La Digos ha effettuato una mappatura per l’acquisizione delle registrazioni delle telecamere che potrebbero aver ripreso i responsabili. Un’informativa verrà trasmessa entro stasera in Procura. Sul posto per i rilievi è intervenuta la polizia scientifica.

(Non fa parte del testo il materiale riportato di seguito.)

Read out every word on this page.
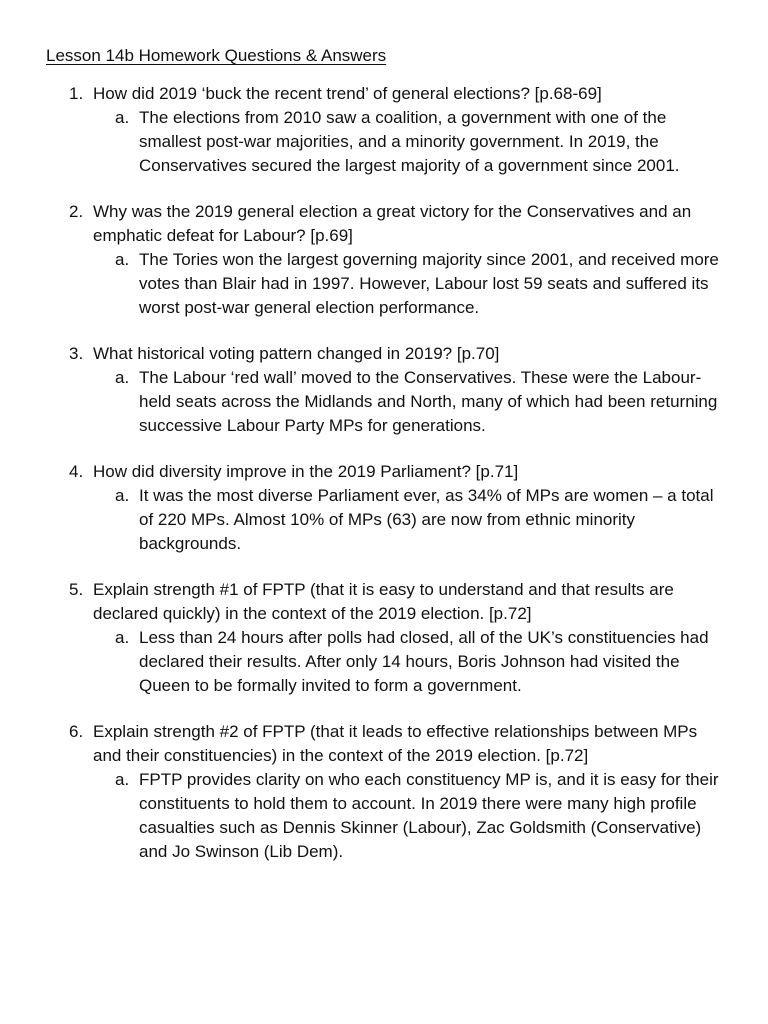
Lesson 14b Homework Questions & Answers
1. How did 2019 ‘buck the recent trend’ of general elections? [p.68-69]
a. The elections from 2010 saw a coalition, a government with one of the smallest post-war majorities, and a minority government. In 2019, the Conservatives secured the largest majority of a government since 2001.
2. Why was the 2019 general election a great victory for the Conservatives and an emphatic defeat for Labour? [p.69]
a. The Tories won the largest governing majority since 2001, and received more votes than Blair had in 1997. However, Labour lost 59 seats and suffered its worst post-war general election performance.
3. What historical voting pattern changed in 2019? [p.70]
a. The Labour ‘red wall’ moved to the Conservatives. These were the Labour-held seats across the Midlands and North, many of which had been returning successive Labour Party MPs for generations.
4. How did diversity improve in the 2019 Parliament? [p.71]
a. It was the most diverse Parliament ever, as 34% of MPs are women – a total of 220 MPs. Almost 10% of MPs (63) are now from ethnic minority backgrounds.
5. Explain strength #1 of FPTP (that it is easy to understand and that results are declared quickly) in the context of the 2019 election. [p.72]
a. Less than 24 hours after polls had closed, all of the UK’s constituencies had declared their results. After only 14 hours, Boris Johnson had visited the Queen to be formally invited to form a government.
6. Explain strength #2 of FPTP (that it leads to effective relationships between MPs and their constituencies) in the context of the 2019 election. [p.72]
a. FPTP provides clarity on who each constituency MP is, and it is easy for their constituents to hold them to account. In 2019 there were many high profile casualties such as Dennis Skinner (Labour), Zac Goldsmith (Conservative) and Jo Swinson (Lib Dem).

Centinaia ad Acca Larentia fanno il saluto romano
Il grido “per tutti i camerati caduti” ad Acca Larentia. E il “presente” ripetuto tre volte, accompagnato dal saluto romano. Anche quest’anno, centinaia di aderenti a Casa Pound e altri militanti di estrema destra hanno commemorato i morti dell’agguato del 7 gennaio 1978, a Roma, in cui furono uccisi due appartenenti al Fronte della Gioventù, Franco Bigonzetti e Francesco Ciavatta, e, poco dopo, Stefano Recchioni, a seguito degli scontri con le forze dell’ordine. I militanti sono ancora davanti alla sezione di Acca Larenzia. A qualche centinaio di metri, sull’Appia Nuova all’altezza dell’Alberone, il contro-presidio antifascista di gruppi autonomi e studenti, vicino a una sezione.